When the material first materialized the scientists, whose actions were exposed, screamed criminal conspiracy. They were sure they were the victims of some sophisticated hacking effort. Recently the David King, a political appointee and a scientist, claimed that some foreign intelligence agency must have been behind the exposure. The hints were that it was the Russians.


But the U.K.'s left-0f-center Guardian newspaper, says that police investigations aren't turning up evidence of a hack job at all: "So far, the police investigation has got nowhere. It is not even clear whether the crime of computer data interception has actually occurred." The Guardian says that the University of East Anglia "has confirmed that all of this material was simply sitting in an archive on single backup CRU server, available to be copied."

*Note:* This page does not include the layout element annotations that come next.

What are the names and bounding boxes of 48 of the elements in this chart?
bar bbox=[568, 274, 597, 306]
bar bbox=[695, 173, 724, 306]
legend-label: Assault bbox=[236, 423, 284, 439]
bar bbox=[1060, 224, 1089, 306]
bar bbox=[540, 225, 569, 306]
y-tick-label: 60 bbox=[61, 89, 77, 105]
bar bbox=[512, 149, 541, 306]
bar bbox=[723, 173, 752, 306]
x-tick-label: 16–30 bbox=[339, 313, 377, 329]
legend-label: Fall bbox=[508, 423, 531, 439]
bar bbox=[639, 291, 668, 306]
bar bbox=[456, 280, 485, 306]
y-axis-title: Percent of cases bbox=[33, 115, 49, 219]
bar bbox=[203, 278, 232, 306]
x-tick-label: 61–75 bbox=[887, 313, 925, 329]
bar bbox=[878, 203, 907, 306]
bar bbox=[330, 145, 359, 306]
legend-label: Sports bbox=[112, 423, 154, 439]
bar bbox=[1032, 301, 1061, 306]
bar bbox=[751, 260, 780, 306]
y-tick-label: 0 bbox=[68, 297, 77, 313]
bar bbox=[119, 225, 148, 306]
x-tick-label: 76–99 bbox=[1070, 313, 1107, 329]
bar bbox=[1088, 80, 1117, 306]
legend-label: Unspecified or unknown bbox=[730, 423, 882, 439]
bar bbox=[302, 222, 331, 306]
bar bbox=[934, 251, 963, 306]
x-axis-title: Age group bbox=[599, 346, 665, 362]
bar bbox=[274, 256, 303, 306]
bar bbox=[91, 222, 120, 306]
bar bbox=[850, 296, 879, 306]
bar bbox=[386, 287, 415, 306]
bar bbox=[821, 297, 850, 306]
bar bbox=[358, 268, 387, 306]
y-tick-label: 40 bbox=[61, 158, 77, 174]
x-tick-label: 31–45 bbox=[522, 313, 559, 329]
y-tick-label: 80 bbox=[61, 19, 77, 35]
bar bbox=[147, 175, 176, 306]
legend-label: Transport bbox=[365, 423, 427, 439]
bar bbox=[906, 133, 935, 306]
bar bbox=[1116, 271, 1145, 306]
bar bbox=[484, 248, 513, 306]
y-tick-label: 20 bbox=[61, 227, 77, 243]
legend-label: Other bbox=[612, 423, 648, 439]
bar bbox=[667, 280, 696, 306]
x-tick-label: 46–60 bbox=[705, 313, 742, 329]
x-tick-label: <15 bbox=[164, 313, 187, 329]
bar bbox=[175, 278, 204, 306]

The article notes that previously a warming skeptic had posted some data from the Climate Research Unit, which had been denied to him by the CRU. It was assumed that he, or someone helping him, had hacked the data. It later turned out that the data was on-line but that the CRU had deleted the links but leaving the data up for anyone to browse through if they stumbled upon it. In other wrods, there was no hacking, just the CRU was as careful with storing data as they appear to be with analyzing it.

One of the nasty skeptics stumbled across something similar. In an attempt to go to the CRU's site he came to the directory of all material on the site istead. This was due to an error at the CRU. This horrible skeptic then called the CRU and informed them that their own site was basically leaking information that they were hiding from the public. The Guardian says that after that warning the "CRU failed to batten down the hatches."

The Guardian quotes one skeptic on how such things happen. He said that files get put "in an ftp directory which was on the same central processing unit as the external webserve, or even worse, was on a shared driver somewhere to which the webserver had permissions to access. In other words, if you knew where to look, it was publicly available."

If true that is the final humiliation for the warmers from Climategate. As the warming loyalists at the Guardian put it, if this proves to be the case, as it is increasingly starting to look like, then "UEA may end up looking foolish. For there will be no one to arrest." This is precisely the reason this blog refused to call the release "hacking" as the mainstream media rushed to do. I stated that all we knew was that the data was out there. We had no proof it was hacked. It could have been intentionally leaked as well. We just didn't know. But since the media was quite anxious to make the warmers look good, and skeptics look villianous, they rushed to an unwarranted jugment—and not for the first time either. As a final precaution, we STILL DON'T KNOW.